To tell that story, I need to tell this one first. There was a news story about a family that had a secret word. I don't remember what the word was or even what it meant. We just knew we needed to have one.

So one night at dinner, we decided our secret word would be hammer. (Full disclosure: the secret isn't really hammer.) And hammer meant I love you. I don't remember if Heather was on board at first. Our kids' have my sense of humor. We were sort of goofing on the whole secret word thing. Not sort of. We were goofing on it.

But then it stuck.

We wrote little notes signed hammer, texts with hammer, waved goodbye saying hammer. It really became our weird secret word. In fact, it became a password for the longest time. Many of our accounts were assigned hammer88. The number had no significance. It was just tacked on when passwords required a letters and numbers.


In 2008, Heather received an email from Michael. He was eighteen years old. We had received annual updates from Cathy and Wayne, saw him grow up through the years. Heather would send birthday cards every year. But now he was graduating high school. 

And he wanted to visit.

Angst. Elation. Apprehension. Everything was in the room when the email arrived. He was going on a road trip with two friends. We would meet them in Charleston. Times and dates and places were arranged, but that's not the odd part of this story. Sure, eighteen years separating us is not a common event. And why tell the whole story about secret words and hammers and passwords? It was Michael's email. His username.


His username contained our secret family word. Not only that, it had the number. The number.


How is this possible? It's not. It's just not.
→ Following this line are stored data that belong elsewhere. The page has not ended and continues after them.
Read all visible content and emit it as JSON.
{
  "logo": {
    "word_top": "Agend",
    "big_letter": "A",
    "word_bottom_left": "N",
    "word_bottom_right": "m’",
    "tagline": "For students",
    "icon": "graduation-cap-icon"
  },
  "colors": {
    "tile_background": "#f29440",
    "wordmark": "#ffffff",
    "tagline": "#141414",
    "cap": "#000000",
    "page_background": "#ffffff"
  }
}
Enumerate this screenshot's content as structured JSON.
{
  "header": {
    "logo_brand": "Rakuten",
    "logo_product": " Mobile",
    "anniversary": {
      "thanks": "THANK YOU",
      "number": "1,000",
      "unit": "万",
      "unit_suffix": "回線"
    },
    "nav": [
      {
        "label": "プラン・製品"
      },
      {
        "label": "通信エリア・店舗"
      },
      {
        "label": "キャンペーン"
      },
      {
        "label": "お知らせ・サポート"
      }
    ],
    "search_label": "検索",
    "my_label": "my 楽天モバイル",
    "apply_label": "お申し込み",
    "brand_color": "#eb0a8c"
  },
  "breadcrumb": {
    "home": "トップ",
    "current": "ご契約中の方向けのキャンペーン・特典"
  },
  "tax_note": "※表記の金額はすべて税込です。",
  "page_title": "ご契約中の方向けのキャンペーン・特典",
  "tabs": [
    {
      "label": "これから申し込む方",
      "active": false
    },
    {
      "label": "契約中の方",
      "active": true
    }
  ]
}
But there we were looking at it. It was there. It happened. You might assume I'm spinning a yarn, adding spice to story that's not really in need of it. The odds of that word and number are... they're impossible. We've shared our silly inside joke with very few people, certain not something that would go in a birthday card or texted with directions. Definitely not something for a birthday card.

Micheal didn't have an explanation. He didn't seem to really know why he used that word and number.

None of this felt real anymore. Like some sort of surreal Matrix movie moment, an impossibility that suggested this was a dream. It was all dream. Too perfect.

But we didn't wake up. We met Michael in Charleston. The reunion was stunning. Heather and Michael recognized each other from a block away. They tearfully embraced as tourists passed in horse-drawn carriages.

They had no idea she'd waited 18 years for this moment.